Hi all,
I haven't noticed any algae growth.
Possibly not iron then, because algae take in nutrients directly through their cell walls, and they should show a quicker response to available iron.
This maybe a silly question but can you have to high a nitrate level? As mine are about 80ppm. Could that inhibit the uptake of other nutrients?
It could, but that is unlikely to be an issue with the Frogbit. Uptake issues would only affect another monovalent anion (like Cl-), and very few of those are essential plant nutrients.
Both the lack of growth and high NO3 level may relate to <"
Liebig's law of the minimum">. Plant growth is nutrient dependent in the same way that cars are built on an assembly line, at the speed of the limiting nutrient (or the limiting operation in car assembly). If one nutrient, or car component, is missing then the whole process grinds to a halt.

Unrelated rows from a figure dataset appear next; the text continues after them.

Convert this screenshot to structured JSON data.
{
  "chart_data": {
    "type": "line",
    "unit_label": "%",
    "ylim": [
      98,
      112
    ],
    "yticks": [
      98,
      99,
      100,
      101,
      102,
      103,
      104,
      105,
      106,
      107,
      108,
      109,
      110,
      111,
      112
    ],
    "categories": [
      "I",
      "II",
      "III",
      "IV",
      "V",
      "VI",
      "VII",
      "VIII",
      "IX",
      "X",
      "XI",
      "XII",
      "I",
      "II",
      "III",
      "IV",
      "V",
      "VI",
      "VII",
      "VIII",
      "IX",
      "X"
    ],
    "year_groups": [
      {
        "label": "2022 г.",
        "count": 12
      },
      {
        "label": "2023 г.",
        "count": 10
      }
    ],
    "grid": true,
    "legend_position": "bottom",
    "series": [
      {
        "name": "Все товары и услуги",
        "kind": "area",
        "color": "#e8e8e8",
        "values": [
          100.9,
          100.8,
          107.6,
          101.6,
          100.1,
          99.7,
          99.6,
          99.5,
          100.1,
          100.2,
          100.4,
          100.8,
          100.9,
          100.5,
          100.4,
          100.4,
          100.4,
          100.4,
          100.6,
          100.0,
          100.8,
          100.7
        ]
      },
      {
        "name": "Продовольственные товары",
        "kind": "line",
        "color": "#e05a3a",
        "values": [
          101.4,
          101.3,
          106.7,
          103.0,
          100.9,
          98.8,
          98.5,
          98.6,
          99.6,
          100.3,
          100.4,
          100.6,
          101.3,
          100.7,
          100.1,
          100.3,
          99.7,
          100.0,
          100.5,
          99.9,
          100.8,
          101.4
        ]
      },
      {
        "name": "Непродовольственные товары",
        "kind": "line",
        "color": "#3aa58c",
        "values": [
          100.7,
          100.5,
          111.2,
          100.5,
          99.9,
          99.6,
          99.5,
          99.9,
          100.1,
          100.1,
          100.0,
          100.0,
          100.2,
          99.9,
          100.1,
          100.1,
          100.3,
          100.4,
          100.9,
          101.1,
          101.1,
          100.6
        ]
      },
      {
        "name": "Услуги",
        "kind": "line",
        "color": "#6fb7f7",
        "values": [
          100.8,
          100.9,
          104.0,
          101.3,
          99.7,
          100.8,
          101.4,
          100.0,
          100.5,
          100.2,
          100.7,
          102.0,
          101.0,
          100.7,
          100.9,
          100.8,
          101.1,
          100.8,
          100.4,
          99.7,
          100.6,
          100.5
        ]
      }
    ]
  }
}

Please correct me if I am wrong, from my understanding as my frogbit has very little root growth that would I indictate sufficient nutrient levels.
Plants are quite plastic in how they allocate resources, so often high nutrient conditions they allocate less biomass to roots, because a small root area is garnering all the nutrients they need,
but, you could also get restricted root growth where the plants are struggling to grow new tissue.
Maybe it would be worth doing a full water test to measure what amount of nutrients are in there.
It would be very useful, but it is quite problematic.
A proper water testing lab. could do it, but you are talking about a lot of money, because it is going to take several hours of a scientists time and several hundred thousand £ of analytical kit. Marine aquarists are having their water tested <"
via ICP">.
Do you have a TDS (conductivity) meter?